Hal Roach Profile
In 1921, Roach inaugurated the "Our Gang" series, which remained popular over the next two decades. Other notable productions included "Safety Last" (1923), starring Lloyd; "From Soup to Nuts" (1928), starring Laurel and Hardy (whom Roach had first teamed the previous year); and "Of Mice and Men" (1939), directed by Lewis Milestone. Although Roach became increasingly involved with the administration of his organization, he continued to enjoy occasional stints as a director. Actors who developed their careers under Roach's guidance included Mickey Rooney, Charlie Chase and Zasu Pitts; directors included George Stevens, Norman Z. McLeod and Leo McCarey.
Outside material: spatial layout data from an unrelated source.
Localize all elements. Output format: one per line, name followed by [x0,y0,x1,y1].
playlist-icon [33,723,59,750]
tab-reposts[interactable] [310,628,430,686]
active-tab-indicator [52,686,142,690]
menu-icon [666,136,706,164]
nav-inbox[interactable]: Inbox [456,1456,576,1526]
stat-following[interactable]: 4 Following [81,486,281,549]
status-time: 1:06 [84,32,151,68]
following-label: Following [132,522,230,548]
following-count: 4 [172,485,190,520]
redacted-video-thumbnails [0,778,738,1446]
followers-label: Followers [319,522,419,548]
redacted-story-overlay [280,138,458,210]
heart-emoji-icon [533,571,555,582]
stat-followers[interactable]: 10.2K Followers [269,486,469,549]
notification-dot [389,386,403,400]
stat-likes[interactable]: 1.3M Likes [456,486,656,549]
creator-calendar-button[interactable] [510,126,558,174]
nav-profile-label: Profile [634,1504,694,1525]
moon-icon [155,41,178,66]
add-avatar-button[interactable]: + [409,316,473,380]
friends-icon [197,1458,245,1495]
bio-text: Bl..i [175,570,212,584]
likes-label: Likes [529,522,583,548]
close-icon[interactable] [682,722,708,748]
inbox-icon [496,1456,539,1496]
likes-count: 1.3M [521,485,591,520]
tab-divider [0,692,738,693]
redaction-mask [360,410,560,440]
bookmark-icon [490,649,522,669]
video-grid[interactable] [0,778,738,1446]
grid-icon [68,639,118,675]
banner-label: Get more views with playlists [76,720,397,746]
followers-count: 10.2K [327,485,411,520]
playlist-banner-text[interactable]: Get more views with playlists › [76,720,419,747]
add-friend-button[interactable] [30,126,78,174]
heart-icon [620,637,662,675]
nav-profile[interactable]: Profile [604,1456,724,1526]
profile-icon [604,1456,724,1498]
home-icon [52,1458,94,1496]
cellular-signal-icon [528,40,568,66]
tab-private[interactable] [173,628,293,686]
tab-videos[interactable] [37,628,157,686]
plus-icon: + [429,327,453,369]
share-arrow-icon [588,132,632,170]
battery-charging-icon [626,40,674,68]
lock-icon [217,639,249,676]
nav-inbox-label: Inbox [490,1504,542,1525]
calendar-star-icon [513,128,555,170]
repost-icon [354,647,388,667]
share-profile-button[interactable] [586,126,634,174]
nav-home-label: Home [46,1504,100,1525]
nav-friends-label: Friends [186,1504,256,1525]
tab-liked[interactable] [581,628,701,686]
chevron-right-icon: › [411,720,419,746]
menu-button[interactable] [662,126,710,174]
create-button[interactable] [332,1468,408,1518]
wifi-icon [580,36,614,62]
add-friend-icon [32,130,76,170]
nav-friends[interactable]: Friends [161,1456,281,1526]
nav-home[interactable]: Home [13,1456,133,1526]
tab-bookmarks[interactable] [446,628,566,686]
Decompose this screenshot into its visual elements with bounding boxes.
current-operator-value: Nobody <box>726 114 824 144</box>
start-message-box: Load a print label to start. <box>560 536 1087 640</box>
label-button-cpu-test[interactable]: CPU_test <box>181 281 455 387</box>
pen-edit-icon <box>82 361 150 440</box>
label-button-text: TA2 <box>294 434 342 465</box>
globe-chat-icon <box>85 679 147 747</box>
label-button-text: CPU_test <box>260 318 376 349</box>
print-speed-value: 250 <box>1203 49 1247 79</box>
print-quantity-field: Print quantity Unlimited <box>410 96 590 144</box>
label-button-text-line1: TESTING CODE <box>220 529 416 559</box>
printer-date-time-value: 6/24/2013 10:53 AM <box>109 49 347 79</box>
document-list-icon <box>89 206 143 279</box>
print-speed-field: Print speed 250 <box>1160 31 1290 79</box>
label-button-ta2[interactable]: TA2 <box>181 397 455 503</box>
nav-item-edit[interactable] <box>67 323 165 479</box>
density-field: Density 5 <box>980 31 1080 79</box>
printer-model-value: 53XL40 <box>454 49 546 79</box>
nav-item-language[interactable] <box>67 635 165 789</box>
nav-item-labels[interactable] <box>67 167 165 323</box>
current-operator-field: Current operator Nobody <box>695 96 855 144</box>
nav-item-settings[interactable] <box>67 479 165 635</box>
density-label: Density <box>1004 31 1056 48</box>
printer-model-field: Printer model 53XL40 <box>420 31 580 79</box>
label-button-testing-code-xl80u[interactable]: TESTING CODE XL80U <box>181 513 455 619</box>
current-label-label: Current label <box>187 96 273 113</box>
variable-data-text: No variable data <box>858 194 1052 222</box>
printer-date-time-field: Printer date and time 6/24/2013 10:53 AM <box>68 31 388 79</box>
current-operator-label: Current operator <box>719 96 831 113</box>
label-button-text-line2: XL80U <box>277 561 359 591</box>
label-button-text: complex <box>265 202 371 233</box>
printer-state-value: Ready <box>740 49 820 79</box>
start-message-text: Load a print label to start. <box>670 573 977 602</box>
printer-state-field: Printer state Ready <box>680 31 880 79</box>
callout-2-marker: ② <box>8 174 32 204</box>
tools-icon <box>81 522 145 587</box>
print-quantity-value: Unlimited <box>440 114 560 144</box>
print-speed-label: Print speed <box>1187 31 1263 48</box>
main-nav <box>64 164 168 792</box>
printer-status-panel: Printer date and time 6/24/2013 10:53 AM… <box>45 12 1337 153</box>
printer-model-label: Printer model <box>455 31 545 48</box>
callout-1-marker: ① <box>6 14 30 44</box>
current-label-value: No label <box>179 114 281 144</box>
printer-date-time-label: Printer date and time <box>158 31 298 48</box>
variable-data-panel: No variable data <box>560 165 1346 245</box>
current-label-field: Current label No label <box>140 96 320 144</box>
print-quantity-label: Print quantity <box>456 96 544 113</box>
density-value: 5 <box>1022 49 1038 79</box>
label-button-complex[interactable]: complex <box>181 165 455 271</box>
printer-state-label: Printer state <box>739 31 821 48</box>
Adept at staying abreast of developments within the industry, Roach moved into sound films in the early 1930s, switched to feature production (in partnership with his son, Hal Roach, Jr.) later in the decade, and turned his attention to TV in the late 1940s. The Hal Roach Television Corporation, formed in 1948, enjoyed intermittent success until its eventual demise in the late 1950s. Living until the age of 100, Roach was recognized late in life as one of the "grand old men" of the American cinema, and received an honorary Oscar in 1983 "in recognition of his unparalleled record of distinguished contributions to the motion picture art form."